Melissa nodded, her eyes flitting to the street, where curtains were beginning to twitch. “We saw it. Would you like to come in?”

“Yes, thank you.” Rosie followed her into a rear living room that was evidently used for guests. Small dishes of sweets and mints were laid out on a polished black glass coffee table, and the two long sofas were in pristine condition, as if bought for show, not actual sitting. She balanced on the edge of one, trying not to leave an indentation, and took out her notepad and pen.

“Can I get you something to drink?” Melissa asked.

“No, thank you.”

Melissa remained standing, forcing Rosie to look up at her. “So, this boy’s death. What does it have to do with my family?”

“I’m looking for Tahlia,” Rosie said, keeping things simple. The last time she’d inadvertently interviewed a witness, Steph hadn’t taken kindly to it. “According to Kyle’s friends, she dated him for a short while, but then she and her father had an altercation about a relationship with a girl. Is that right?”

Melissa had wrung the tea towel into a tight line, her knuckles blanching around the cloth. She glanced at the mantelpiece, where a matched set of family photographs took up most of its length. Without waiting for permission, Rosie stood and went over to pick up a photo of a young girl in a smart school uniform. She was holding a One Hundred Percent Attendance certificate and grinning ear to ear.

“Is this Tahlia?” Rosie asked.

Melissa nodded, her eyes brimming with tears. “She’s just a baby,” she whispered. “And we can’t find her anywhere.”

Rosie took the photo back to the sofa, propping it on the coffee table where Melissa couldn’t avoid it. She’d assumed this would be a five-minute “Tahlia’s not here and good riddance to her” type of house call, but Melissa’s statement had set alarm bells ringing.

“What do you mean, you can’t find her?” she asked. “Have you been looking for her?”

Melissa pulled a tissue from an ornate metal box. “Day and night. My husband is a taxi driver, and he’s been searching for her between fares. He was so angry with her over that girl, but he didn’t mean for this. He would never—” She began to sob, hiding her face in her hands.

“How long has she been missing?”

“Today is the seventeenth day.” A terrible hollowness to Melissa’s voice gave Rosie an idea of the toll those days had taken. “We know she stayed with Demi-Lee for a while. We spoke to Demi-Lee’s mum, and we thought she’d come home of her own accord, but she never did.”

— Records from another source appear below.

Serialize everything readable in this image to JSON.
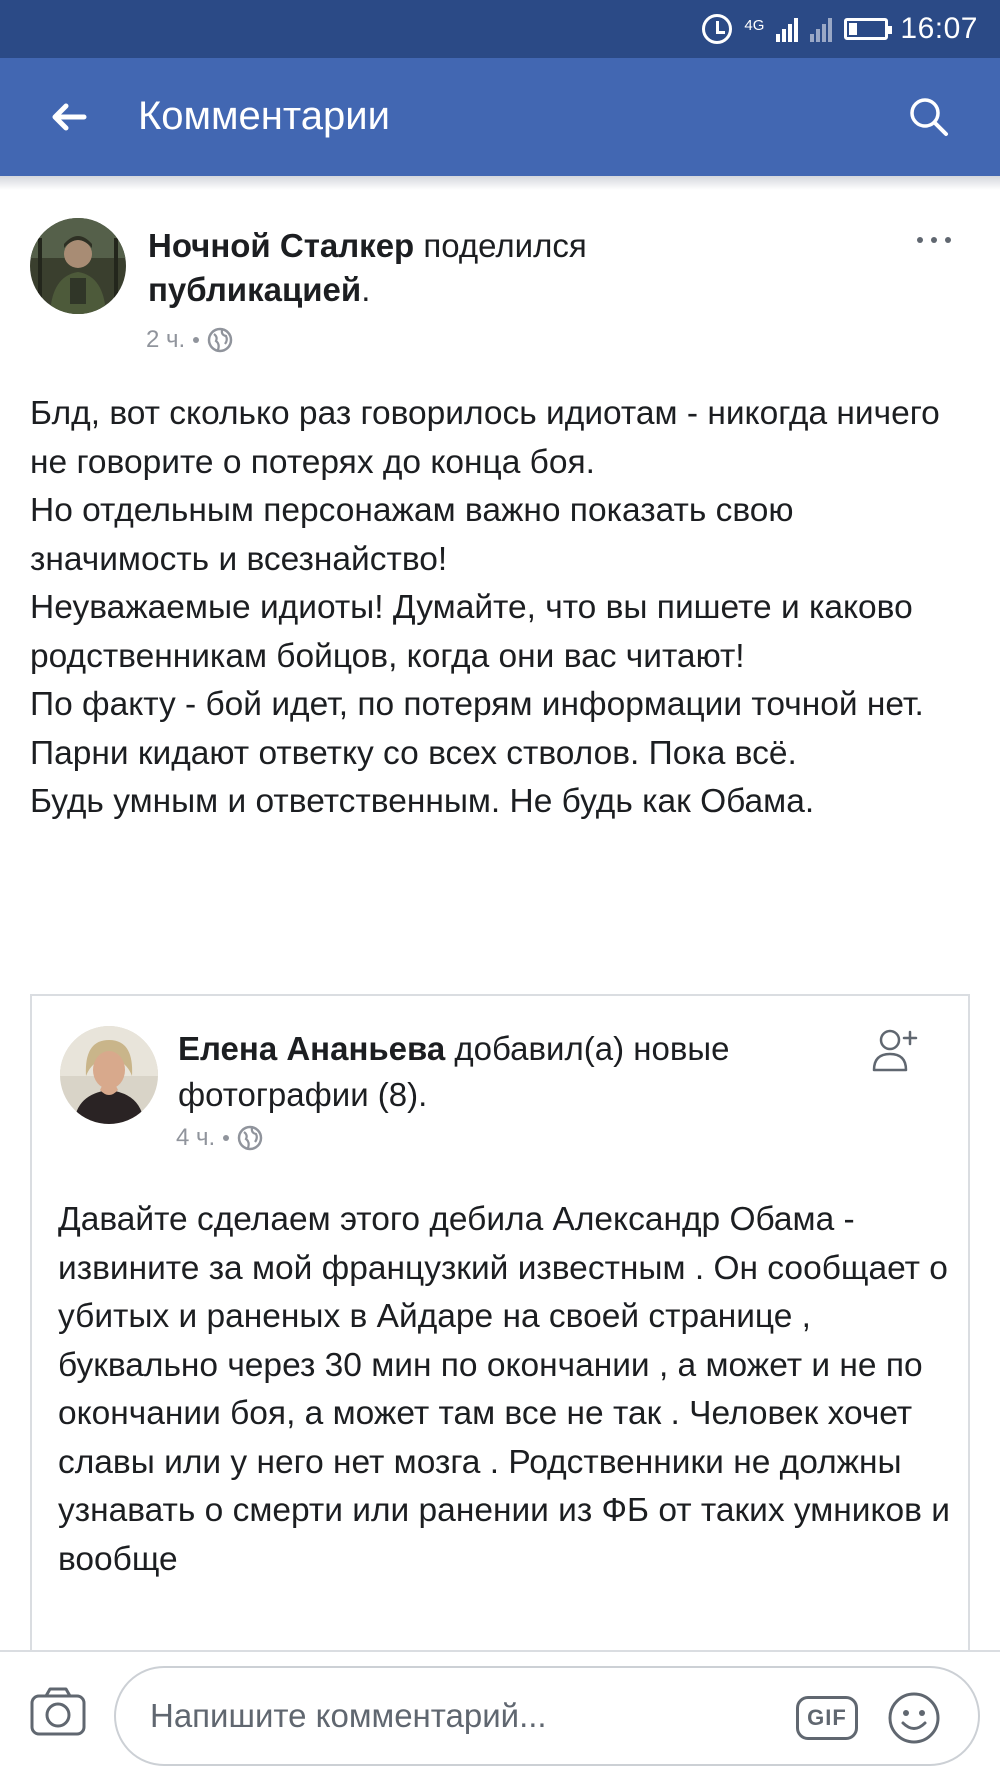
{
  "status_bar": {
    "network": "4G",
    "time": "16:07"
  },
  "header": {
    "title": "Комментарии"
  },
  "post": {
    "author": "Ночной Сталкер",
    "action": "поделился",
    "object": "публикацией",
    "time": "2 ч.",
    "paragraphs": [
      "Блд, вот сколько раз говорилось идиотам - никогда ничего не говорите о потерях до конца боя.",
      "Но отдельным персонажам важно показать свою значимость и всезнайство!",
      "Неуважаемые идиоты! Думайте, что вы пишете и каково родственникам бойцов, когда они вас читают!",
      "По факту - бой идет, по потерям информации точной нет.",
      "Парни кидают ответку со всех стволов. Пока всё.",
      "Будь умным и ответственным. Не будь как Обама."
    ]
  },
  "shared_post": {
    "author": "Елена Ананьева",
    "action": "добавил(а) новые фотографии (8).",
    "time": "4 ч.",
    "body": "Давайте сделаем этого дебила Александр Обама - извините за мой французкий известным . Он сообщает о убитых и раненых в Айдаре  на своей странице  , буквально через 30 мин по окончании , а может и не по окончании боя, а может там  все не так . Человек хочет славы или у него нет мозга . Родственники не должны узнавать о смерти или ранении из ФБ от таких умников и вообще"
  },
  "composer": {
    "placeholder": "Напишите комментарий...",
    "gif_label": "GIF"
  },
  "icons": {
    "back": "arrow-left-icon",
    "search": "search-icon",
    "more": "more-horizontal-icon",
    "privacy": "globe-icon",
    "add_friend": "add-friend-icon",
    "camera": "camera-icon",
    "emoji": "emoji-icon"
  },
  "colors": {
    "header_bg": "#4267b2",
    "status_bar_bg": "#2b4a86",
    "meta_text": "#90949c"
  }
}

“Why haven’t you reported her missing, Mrs. Mansoor? She’s only fourteen.”

The question prompted a fresh bout of tears. “I know! I know that!” Melissa grabbed the photo and held it to her chest. “Faisal said he would find her, that you would blame him if we told you, and our other children would be taken away as well. We kept hoping she would walk through the front door and we could pretend this had never happened.”

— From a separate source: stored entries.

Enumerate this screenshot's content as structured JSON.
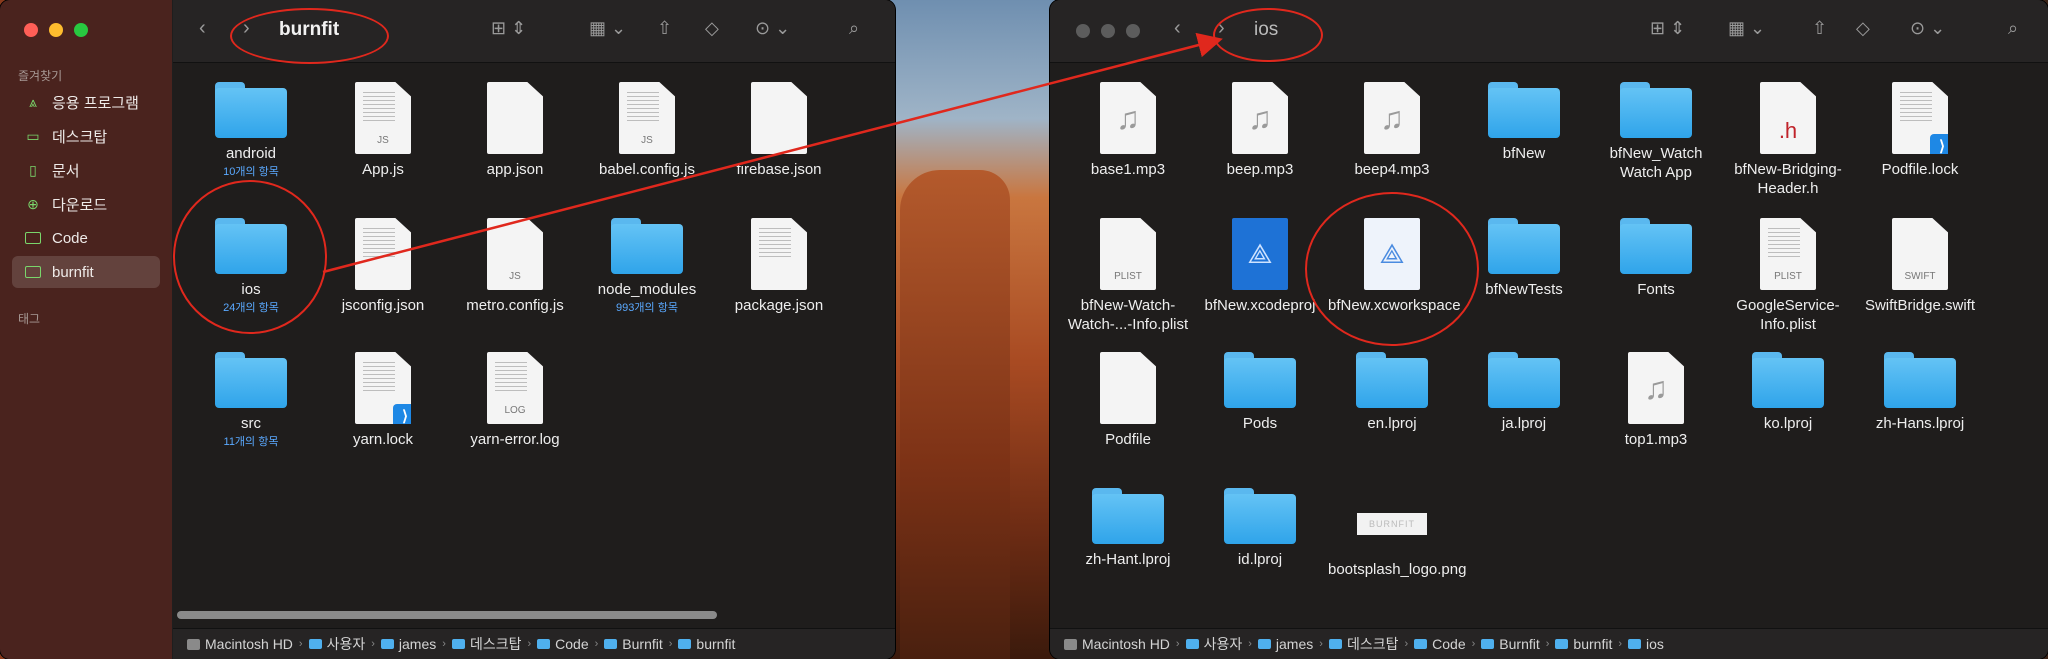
{
  "left_window": {
    "title": "burnfit",
    "sidebar": {
      "favorites_header": "즐겨찾기",
      "items": [
        {
          "label": "응용 프로그램",
          "icon": "apps-icon"
        },
        {
          "label": "데스크탑",
          "icon": "desktop-icon"
        },
        {
          "label": "문서",
          "icon": "document-icon"
        },
        {
          "label": "다운로드",
          "icon": "download-icon"
        },
        {
          "label": "Code",
          "icon": "folder-icon"
        },
        {
          "label": "burnfit",
          "icon": "folder-icon"
        }
      ],
      "tags_header": "태그"
    },
    "files": [
      {
        "name": "android",
        "kind": "folder",
        "sub": "10개의 항목"
      },
      {
        "name": "App.js",
        "kind": "doc",
        "tag": "JS"
      },
      {
        "name": "app.json",
        "kind": "doc",
        "tag": ""
      },
      {
        "name": "babel.config.js",
        "kind": "doc",
        "tag": "JS"
      },
      {
        "name": "firebase.json",
        "kind": "doc",
        "tag": ""
      },
      {
        "name": "ios",
        "kind": "folder",
        "sub": "24개의 항목"
      },
      {
        "name": "jsconfig.json",
        "kind": "doc",
        "tag": ""
      },
      {
        "name": "metro.config.js",
        "kind": "doc",
        "tag": "JS"
      },
      {
        "name": "node_modules",
        "kind": "folder",
        "sub": "993개의 항목"
      },
      {
        "name": "package.json",
        "kind": "doc",
        "tag": ""
      },
      {
        "name": "src",
        "kind": "folder",
        "sub": "11개의 항목"
      },
      {
        "name": "yarn.lock",
        "kind": "vscode",
        "tag": ""
      },
      {
        "name": "yarn-error.log",
        "kind": "doc",
        "tag": "LOG"
      }
    ],
    "path": [
      "Macintosh HD",
      "사용자",
      "james",
      "데스크탑",
      "Code",
      "Burnfit",
      "burnfit"
    ]
  },
  "right_window": {
    "title": "ios",
    "files": [
      {
        "name": "base1.mp3",
        "kind": "audio"
      },
      {
        "name": "beep.mp3",
        "kind": "audio"
      },
      {
        "name": "beep4.mp3",
        "kind": "audio"
      },
      {
        "name": "bfNew",
        "kind": "folder"
      },
      {
        "name": "bfNew_Watch Watch App",
        "kind": "folder"
      },
      {
        "name": "bfNew-Bridging-Header.h",
        "kind": "header"
      },
      {
        "name": "Podfile.lock",
        "kind": "vscode"
      },
      {
        "name": "bfNew-Watch-Watch-...-Info.plist",
        "kind": "doc",
        "tag": "PLIST"
      },
      {
        "name": "bfNew.xcodeproj",
        "kind": "xcproj"
      },
      {
        "name": "bfNew.xcworkspace",
        "kind": "xcws"
      },
      {
        "name": "bfNewTests",
        "kind": "folder"
      },
      {
        "name": "Fonts",
        "kind": "folder"
      },
      {
        "name": "GoogleService-Info.plist",
        "kind": "doc",
        "tag": "PLIST"
      },
      {
        "name": "SwiftBridge.swift",
        "kind": "doc",
        "tag": "SWIFT"
      },
      {
        "name": "Podfile",
        "kind": "doc",
        "tag": ""
      },
      {
        "name": "Pods",
        "kind": "folder"
      },
      {
        "name": "en.lproj",
        "kind": "folder"
      },
      {
        "name": "ja.lproj",
        "kind": "folder"
      },
      {
        "name": "top1.mp3",
        "kind": "audio"
      },
      {
        "name": "ko.lproj",
        "kind": "folder"
      },
      {
        "name": "zh-Hans.lproj",
        "kind": "folder"
      },
      {
        "name": "zh-Hant.lproj",
        "kind": "folder"
      },
      {
        "name": "id.lproj",
        "kind": "folder"
      },
      {
        "name": "bootsplash_logo.png",
        "kind": "png",
        "img_text": "BURNFIT"
      }
    ],
    "path": [
      "Macintosh HD",
      "사용자",
      "james",
      "데스크탑",
      "Code",
      "Burnfit",
      "burnfit",
      "ios"
    ]
  },
  "colors": {
    "annotation": "#e0281d",
    "folder": "#3fb0f0",
    "accent_sub": "#5aa9ff"
  }
}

Rosie bullet-pointed the answer, careful now with her record of the visit. If Tahlia’s disappearance ended as badly as Kyle’s, she didn’t want to be the weak link in the evidence chain.

“What did you tell her school?” she asked. Any prolonged, unexplained absence would have been investigated, had some kind of reason not been given.

“That she was visiting family in Pakistan.” Melissa looked sickened, as if she was only now envisioning the pit she and her husband had dug for themselves. In addition to the potentially permanent loss of their daughter, the family would be assessed by social workers and safeguarding teams, who would decide whether Tahlia’s siblings were also at risk. “What will happen now?” she asked. “Will you help us look for her?”

“Yes.” Rosie was certain of that at least. “She’ll be formally reported as a missing child, and the teams working the case will continue to search for her. You and your husband will probably be interviewed by the lead detective, and you have to be prepared for the involvement of Social Services.”

“Just find Tahlia,” Melissa said. “Whatever else happens, happens. Please, just find our daughter.”